Foto: Steve Jennings

Frankreich veröffentlicht mutmassliche Verbrechen

Die genauen Gründe für Durows Verhaftung blieben zunächst unklar – wurden am Montag aber schliesslich veröffentlicht. Folgende 12 Punkte werden dem Telegram-Gründer unter anderem vorgeworfen:

1. Mittäterschaft – Web-Mastering einer Online-Plattform, um eine illegale Transaktion in einer organisierten Gruppe zu ermöglichen

2. Weigerung, auf Ersuchen der zuständigen Behörden Informationen oder Dokumente zu übermitteln, die für die Durchführung und den Betrieb von gesetzlich zulässigen Abhörmassnahmen erforderlich sind

3. Mittäterschaft – Besitz von pornografischen Bildern von Minderjährigen

4. Mittäterschaft – Verbreiten, Anbieten oder Zugänglichmachen von pornografischen Bildern von Minderjährigen in einer organisierten Gruppe

5. Mittäterschaft – Erwerb, Beförderung, Besitz, Anbieten oder Verkauf von Betäubungsmitteln

6. Mittäterschaft – Anbieten, Verkaufen oder Zurverfügungstellen von Ausrüstungen, Werkzeugen, Programmen oder Daten, die dazu bestimmt oder geeignet sind, sich Zugang zu einem automatisierten Datenverarbeitungssystem zu verschaffen und dessen Betrieb zu beeinträchtigen, ohne dass ein rechtmässiger Grund vorliegt

7. Mittäterschaft – organisierter Betrug

8. Kriminelle Vereinigung mit dem Ziel, ein Verbrechen oder eine Straftat zu begehen, die mit einer Freiheitsstrafe von fünf oder mehr Jahren geahndet wird

9. Wäsche von Erträgen aus Vergehen und Verbrechen einer organisierten Gruppe

10. Erbringung von kryptologischen Dienstleistungen zur Gewährleistung der Vertraulichkeit ohne beglaubigte Erklärung

11. Bereitstellung eines Kryptologiewerkzeugs, das nicht nur die Authentifizierung oder die Integritätsüberwachung gewährleistet, ohne vorherige Erklärung

12. Einfuhr eines Kryptologiewerkzeugs, das die Authentifizierung oder Integritätsüberwachung gewährleistet, ohne vorherige Anmeldung

Telegram erklärte am Sonntagabend, Durow habe «nichts zu verbergen». Der 39-Jährige, der die russische und die französische Staatsbürgerschaft hat, reise «häufig nach Europa», hiess es in einer Stellungnahme des Onlinedienstes.

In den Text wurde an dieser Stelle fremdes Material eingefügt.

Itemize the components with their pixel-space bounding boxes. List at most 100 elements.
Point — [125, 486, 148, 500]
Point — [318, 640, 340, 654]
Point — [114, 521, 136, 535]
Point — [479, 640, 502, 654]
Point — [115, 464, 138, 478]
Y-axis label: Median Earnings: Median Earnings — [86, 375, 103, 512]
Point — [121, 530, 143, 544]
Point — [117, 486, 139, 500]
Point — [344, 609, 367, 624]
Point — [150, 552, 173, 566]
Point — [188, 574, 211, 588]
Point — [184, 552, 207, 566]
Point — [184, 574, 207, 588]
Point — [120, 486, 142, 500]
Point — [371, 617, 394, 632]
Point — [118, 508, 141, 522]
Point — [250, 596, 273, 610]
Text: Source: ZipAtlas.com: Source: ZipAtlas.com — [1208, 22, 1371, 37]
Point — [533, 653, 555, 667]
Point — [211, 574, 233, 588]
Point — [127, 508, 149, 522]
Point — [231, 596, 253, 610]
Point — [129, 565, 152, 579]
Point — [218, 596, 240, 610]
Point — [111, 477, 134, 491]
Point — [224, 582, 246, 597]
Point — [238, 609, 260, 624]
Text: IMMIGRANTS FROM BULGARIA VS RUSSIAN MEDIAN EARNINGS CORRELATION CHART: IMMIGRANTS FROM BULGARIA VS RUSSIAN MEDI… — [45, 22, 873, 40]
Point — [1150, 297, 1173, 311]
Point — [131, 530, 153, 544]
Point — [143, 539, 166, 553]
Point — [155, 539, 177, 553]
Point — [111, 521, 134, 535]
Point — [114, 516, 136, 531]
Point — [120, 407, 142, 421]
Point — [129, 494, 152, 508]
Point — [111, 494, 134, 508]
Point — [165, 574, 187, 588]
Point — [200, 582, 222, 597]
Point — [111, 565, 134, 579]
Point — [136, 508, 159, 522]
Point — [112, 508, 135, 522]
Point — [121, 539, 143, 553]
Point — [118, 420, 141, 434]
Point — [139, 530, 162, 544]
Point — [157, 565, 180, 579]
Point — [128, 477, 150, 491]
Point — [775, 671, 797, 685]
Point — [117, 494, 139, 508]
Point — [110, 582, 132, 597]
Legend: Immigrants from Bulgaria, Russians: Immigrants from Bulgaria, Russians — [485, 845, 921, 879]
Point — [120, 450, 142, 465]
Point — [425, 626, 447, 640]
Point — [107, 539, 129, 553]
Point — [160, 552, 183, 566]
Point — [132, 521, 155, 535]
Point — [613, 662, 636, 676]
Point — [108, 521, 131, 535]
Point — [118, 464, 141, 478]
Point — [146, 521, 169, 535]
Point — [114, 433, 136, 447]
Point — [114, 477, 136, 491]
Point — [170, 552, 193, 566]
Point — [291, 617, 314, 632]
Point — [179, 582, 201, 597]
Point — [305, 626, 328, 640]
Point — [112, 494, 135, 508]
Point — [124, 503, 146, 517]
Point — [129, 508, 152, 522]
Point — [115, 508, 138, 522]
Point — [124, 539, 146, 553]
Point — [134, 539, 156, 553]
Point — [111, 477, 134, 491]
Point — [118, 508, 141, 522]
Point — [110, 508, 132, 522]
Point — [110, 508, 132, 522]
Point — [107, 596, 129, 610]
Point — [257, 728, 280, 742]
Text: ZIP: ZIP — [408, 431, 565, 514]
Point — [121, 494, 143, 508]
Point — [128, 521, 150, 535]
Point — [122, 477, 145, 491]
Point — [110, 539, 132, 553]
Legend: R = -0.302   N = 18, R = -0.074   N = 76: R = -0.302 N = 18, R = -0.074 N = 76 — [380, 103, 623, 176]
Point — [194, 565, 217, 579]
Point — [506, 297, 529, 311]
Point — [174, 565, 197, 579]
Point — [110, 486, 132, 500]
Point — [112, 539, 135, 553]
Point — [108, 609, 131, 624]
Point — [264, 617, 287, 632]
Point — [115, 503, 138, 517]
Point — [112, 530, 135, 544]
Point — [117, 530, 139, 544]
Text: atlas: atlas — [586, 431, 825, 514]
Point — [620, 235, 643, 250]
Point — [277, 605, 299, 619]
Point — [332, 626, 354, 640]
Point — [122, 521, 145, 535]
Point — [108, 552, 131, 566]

Telegram halte sich an die europäischen Gesetze und die Moderation der Inhalte auf der Plattform sei «branchenüblich». Es sei «absurd», eine Plattform oder ihren Chef «für den Missbrauch dieser Plattform» verantwortlich zu machen.

Macron: Festnahme keine politische Entscheidung

Frankreichs Staatschef Emmanuel Macron meldete sich am Montag ebenso zu Wort. «Ich habe nach der Festnahme von Pavel Durov falsche Informationen über Frankreich gesehen», mahnte er. «Frankreich bekennt sich zutiefst zur Meinungs- und Kommunikationsfreiheit, zur Innovation und zum Unternehmergeist. Und das wird auch so bleiben», so der Präsident auf X.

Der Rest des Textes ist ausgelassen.